Trabzon İl Kültür ve Turizm Müdürü İsmail Kansız, yapılan tanıtımların turizme ivme kazandırdığına vurgu yaparak “Trabzon’u 2011 yılı içerisinde yaklaşık 500 bin kişi ziyaret ederken, geçen yıl 1,3 milyon lira olan turizm gelirleri bu yılsonu gelmeden Eylül ayı itibariyle 1,5 milyon liraya ulaşmıştır. Yaz tatilinin Ramazan’a denk gelmesi nedeniyle yerli turist sayısında bir düşüş yaşandı. Bu düşüşün Ramazan ayından kaynaklı olmasına en büyük kanıt 9 günlük bayram tatilinde Trabzon’a gelen 19 bin 710 kişi olarak söyleyebilirim. Buna bakarak da şunu söyleyebiliriz; Trabzon artık ara tatillerde tercih edilen bir kent haline gelmiştir.
Yerli ve yabancı turistlerin sayısındaki artışla birlikte konaklama yerlerimizdeki doluluk kapasiteleri yüzde 70’in altına düşmemiştir. Bu sayıları arttırmak için butik oteller yapılmasına önem veriyoruz. Bu amaçla Memişağa Konağı’nın yanında tarihi bir ev daha kamulaştırıldı, büyük ihtimalle de butik otel haline dönüşecek.

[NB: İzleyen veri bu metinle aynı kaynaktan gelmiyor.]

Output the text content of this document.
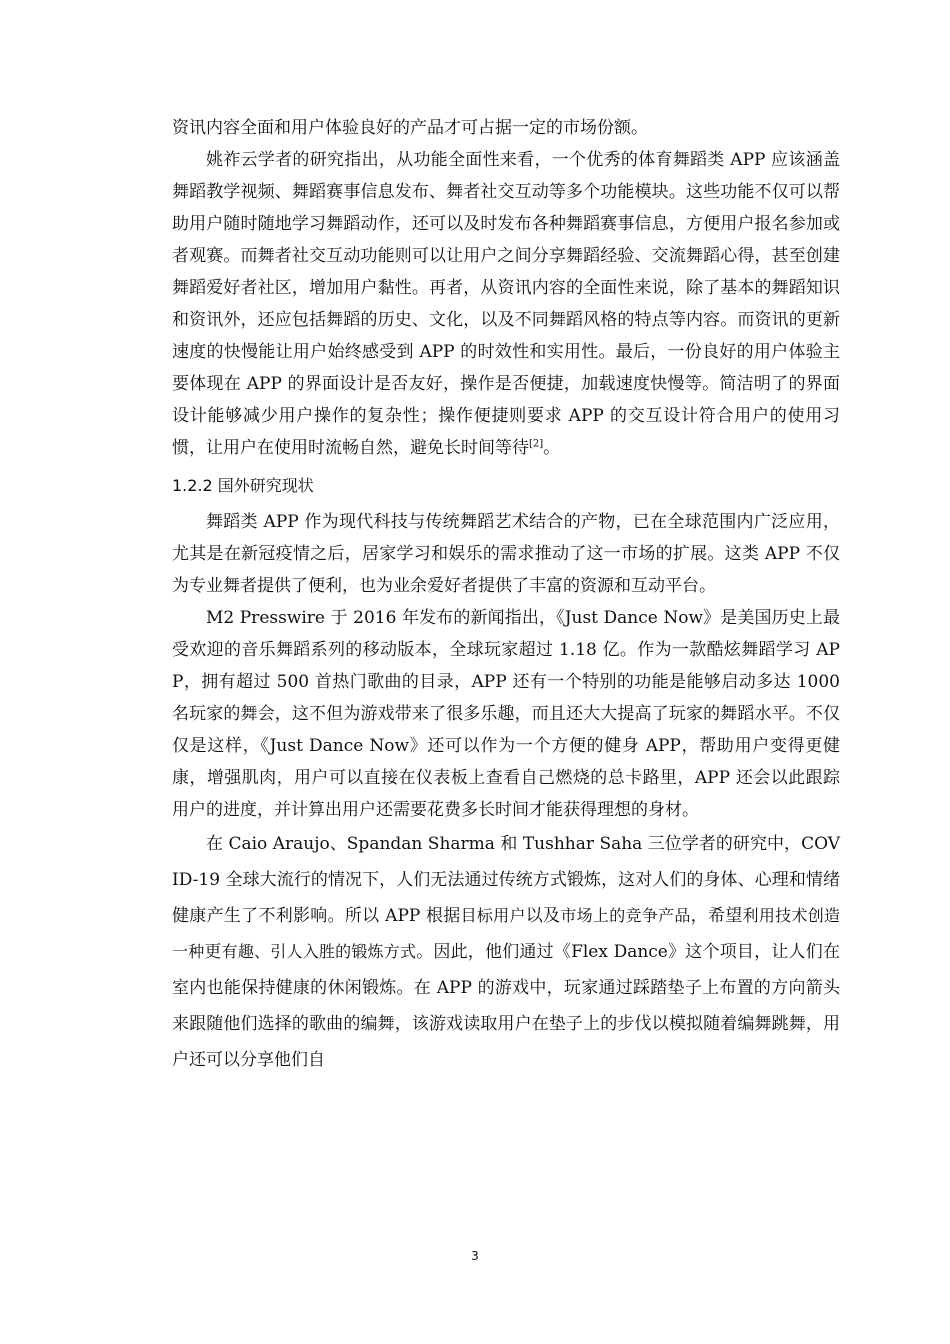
资讯内容全面和用户体验良好的产品才可占据一定的市场份额。

姚祚云学者的研究指出，从功能全面性来看，一个优秀的体育舞蹈类 APP 应该涵盖舞蹈教学视频、舞蹈赛事信息发布、舞者社交互动等多个功能模块。这些功能不仅可以帮助用户随时随地学习舞蹈动作，还可以及时发布各种舞蹈赛事信息，方便用户报名参加或者观赛。而舞者社交互动功能则可以让用户之间分享舞蹈经验、交流舞蹈心得，甚至创建舞蹈爱好者社区，增加用户黏性。再者，从资讯内容的全面性来说，除了基本的舞蹈知识和资讯外，还应包括舞蹈的历史、文化，以及不同舞蹈风格的特点等内容。而资讯的更新速度的快慢能让用户始终感受到 APP 的时效性和实用性。最后，一份良好的用户体验主要体现在 APP 的界面设计是否友好，操作是否便捷，加载速度快慢等。简洁明了的界面设计能够减少用户操作的复杂性；操作便捷则要求 APP 的交互设计符合用户的使用习惯，让用户在使用时流畅自然，避免长时间等待[2]。

1.2.2 国外研究现状

舞蹈类 APP 作为现代科技与传统舞蹈艺术结合的产物，已在全球范围内广泛应用，尤其是在新冠疫情之后，居家学习和娱乐的需求推动了这一市场的扩展。这类 APP 不仅为专业舞者提供了便利，也为业余爱好者提供了丰富的资源和互动平台。

M2 Presswire 于 2016 年发布的新闻指出，《Just Dance Now》是美国历史上最受欢迎的音乐舞蹈系列的移动版本，全球玩家超过 1.18 亿。作为一款酷炫舞蹈学习 APP，拥有超过 500 首热门歌曲的目录，APP 还有一个特别的功能是能够启动多达 1000 名玩家的舞会，这不但为游戏带来了很多乐趣，而且还大大提高了玩家的舞蹈水平。不仅仅是这样，《Just Dance Now》还可以作为一个方便的健身 APP，帮助用户变得更健康，增强肌肉，用户可以直接在仪表板上查看自己燃烧的总卡路里，APP 还会以此跟踪用户的进度，并计算出用户还需要花费多长时间才能获得理想的身材。

在 Caio Araujo、Spandan Sharma 和 Tushhar Saha 三位学者的研究中，COVID-19 全球大流行的情况下，人们无法通过传统方式锻炼，这对人们的身体、心理和情绪健康产生了不利影响。所以 APP 根据目标用户以及市场上的竞争产品，希望利用技术创造一种更有趣、引人入胜的锻炼方式。因此，他们通过《Flex Dance》这个项目，让人们在室内也能保持健康的休闲锻炼。在 APP 的游戏中，玩家通过踩踏垫子上布置的方向箭头来跟随他们选择的歌曲的编舞，该游戏读取用户在垫子上的步伐以模拟随着编舞跳舞，用户还可以分享他们自

3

Ortahisar mahallemizdeki tarihi dokuyu ön plana çıkarmak için çalışmalarımız devam ediyor. Aynı şekilde Akçaabat Orta Mahalle’deki çalışmalarımız da sürmekte. Bittiğinde inşallah Akçaabat Orta Mahalle’miz Trabzon’un Safranbolu’su haline gelecektir. Bunun yanında Ayasofya Müzesi’nin çevre düzenlemesi ve Uzungöl’deki çalışmaların tamamlanmasıyla gelen turist ve konaklama sürelerinde büyük artışların olacağından eminim” şeklinde konuştu.